Although we showed in the present study that HIV-1 possesses the capacity to cross PGEC monolayers as infectious particles, the efficiency of cell-free HIV-1 transmigration is extremely poor (i.e., less than 0.02% of the inoculum). This supports the notion that the epithelium serves as a major barrier against pathogens. This is in accordance with the results of a previous study which showed using an explant culture model that cell-free HIV-1 poorly crosses intact stratified epithelium (26
). Given that our data indicate that cell-free HIV-1 inefficiently crosses a monolayer of PGECs, this suggests that the block in HIV-1 transcytosis through the genital epithelium occurs precociously, probably during the crossing of the first layer of genital epithelial cells. Our data are also in accordance with the recently reported low male-to-female sexual transmission incidence (53
). Although one cannot exclude the possibility that a low level of cell-free HIV-1 transcytosis through an intact genital epithelium occurs in vivo, it is likely that the establishment of infection via cell-free HIV-1 transmigration is a rare event. One can envision that cell-free HIV-1 mainly enters the body through genital lesions (16
). Moreover, one cannot exclude the possibility that HIV-1 transmigrates through the genital epithelium mainly, or even exclusively, as a cell-associated virus (12
). Further work is required to compare the respective contributions of cell-free and cell-associated transmigration through the genital epithelium to HIV-1 invasion.

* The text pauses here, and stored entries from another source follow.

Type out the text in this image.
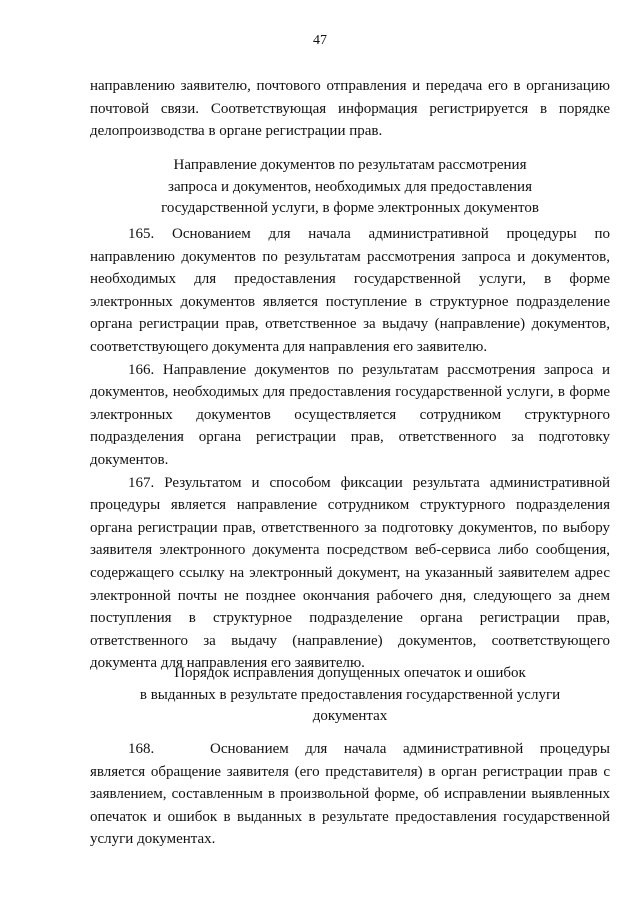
47

направлению заявителю, почтового отправления и передача его в организацию почтовой связи. Соответствующая информация регистрируется в порядке делопроизводства в органе регистрации прав.

Направление документов по результатам рассмотрения
запроса и документов, необходимых для предоставления
государственной услуги, в форме электронных документов

165. Основанием для начала административной процедуры по направлению документов по результатам рассмотрения запроса и документов, необходимых для предоставления государственной услуги, в форме электронных документов является поступление в структурное подразделение органа регистрации прав, ответственное за выдачу (направление) документов, соответствующего документа для направления его заявителю.

166. Направление документов по результатам рассмотрения запроса и документов, необходимых для предоставления государственной услуги, в форме электронных документов осуществляется сотрудником структурного подразделения органа регистрации прав, ответственного за подготовку документов.

167. Результатом и способом фиксации результата административной процедуры является направление сотрудником структурного подразделения органа регистрации прав, ответственного за подготовку документов, по выбору заявителя электронного документа посредством веб-сервиса либо сообщения, содержащего ссылку на электронный документ, на указанный заявителем адрес электронной почты не позднее окончания рабочего дня, следующего за днем поступления в структурное подразделение органа регистрации прав, ответственного за выдачу (направление) документов, соответствующего документа для направления его заявителю.

Порядок исправления допущенных опечаток и ошибок
в выданных в результате предоставления государственной услуги
документах

168.	Основанием для начала административной процедуры является обращение заявителя (его представителя) в орган регистрации прав с заявлением, составленным в произвольной форме, об исправлении выявленных опечаток и ошибок в выданных в результате предоставления государственной услуги документах.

In this study, we examined cell-free HIV-1 transcytosis through artificial PGEC monolayers. We found that HSPGs, especially syndecan-1 and syndecan-2, are abundantly expressed on PGECs and promote the initial attachment and subsequent entry of HIV-1 through PGECs. Although CXCR4 and CCR5 do not contribute to HIV-1 attachment, they enhance viral entry and transcytosis through PGECs. Gp120 is absolutely necessary for transcytosis, but no correlation between coreceptor usage and PGECs transmigration was identified. In conclusion, HIV-1 requires the presence of both syndecans and chemokine receptors to ensure successful cell-free transport through the genital epithelium. Given that HIV-1-syndecan interactions are based on electrostatic contacts between basic residues in gp120 and sulfate groups, our study suggests that HIV-1 may exploit these interactions to pass safely through the genital epithelium.